Jamie Williams wächst mit zwei Brüdern in Brandenburg auf. Die drei sehen sich ähnlich, haben die gleichen Hobbys und denselben Modegeschmack. Eine glückliche Familie. Doch irgendwann merkt Jamie, dass etwas anders ist. „Es kam der Moment, in dem die Gesellschaft einen Unterschied zwischen uns gemacht hat. Plötzlich musste ich quasi weibliche Klamotten tragen und es hieß, meine Hobbys wie Fußball spielen oder Lego bauen passten nicht zu mir.“

Jamie beugt sich diesem Rollenbild zunächst, will keine Probleme verursachen. Doch innerlich wächst der Druck. Die Zerrissenheit. Das Geschlecht, das ihm bei der Geburt zugewiesen wurde, passt einfach nicht zu seiner Identität. „Ich habe gespürt, dass ich da was mache, das mir nicht guttut und was ich nicht bin. Ich hatte das Gefühl, ich würde mein Leben lang schauspielern und das war sehr schwierig.“

Über drei Jahre lebt Jamie mit diesem Gefühl, spricht mit niemandem darüber und vertraut sich dann doch der Mutter an. Da ist Jamie 15 Jahre alt. Drei Stunden lang sprechen die beiden intensiv über Jamies Gefühle. Es fließen viele Tränen.

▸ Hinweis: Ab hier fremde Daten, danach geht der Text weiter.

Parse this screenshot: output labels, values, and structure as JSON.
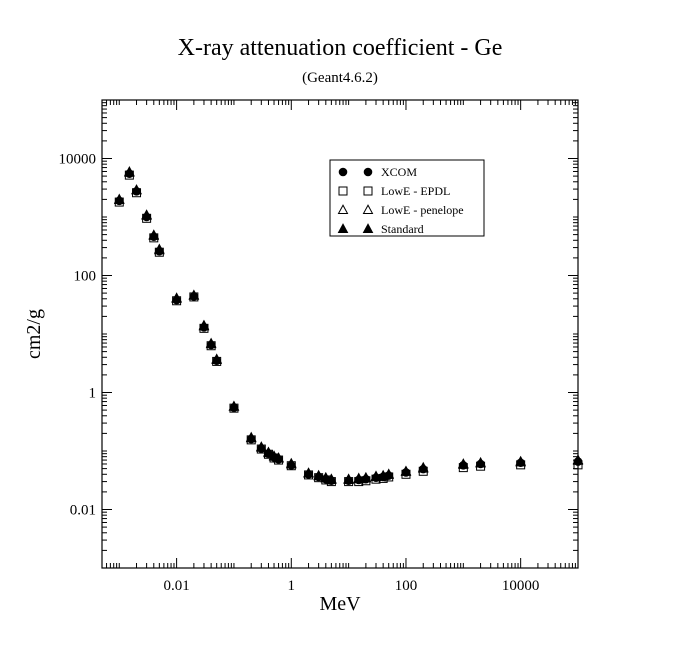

„Immer, wenn ich über diesen Moment nachdenke, muss ich selbst wieder weinen, weil es ein sehr emotionaler Moment war. Ich habe damals gemerkt: Egal, welchen Weg ich gehe“ – Jamie bricht ab und muss seine Tränen zurückhalten. „Egal, welche Entscheidung ich für mein Leben treffe, meine Mama ist für mich da. Egal, wie schwer es ist, sie geht mit mir diesen Weg.“

In einer Zeit, in der andere in seinem Alter feiern, ihren Hobbys nachgehen und sich verlieben, beginnt Jamies Weg zu sich selbst. Er macht eine psychologische Begleittherapie, lässt Gutachten erstellen, startet eine Hormontherapie, lässt sich die weiblichen Brustdrüsen entfernen (Mastektomie) und ändert seinen Geschlechtseintrag.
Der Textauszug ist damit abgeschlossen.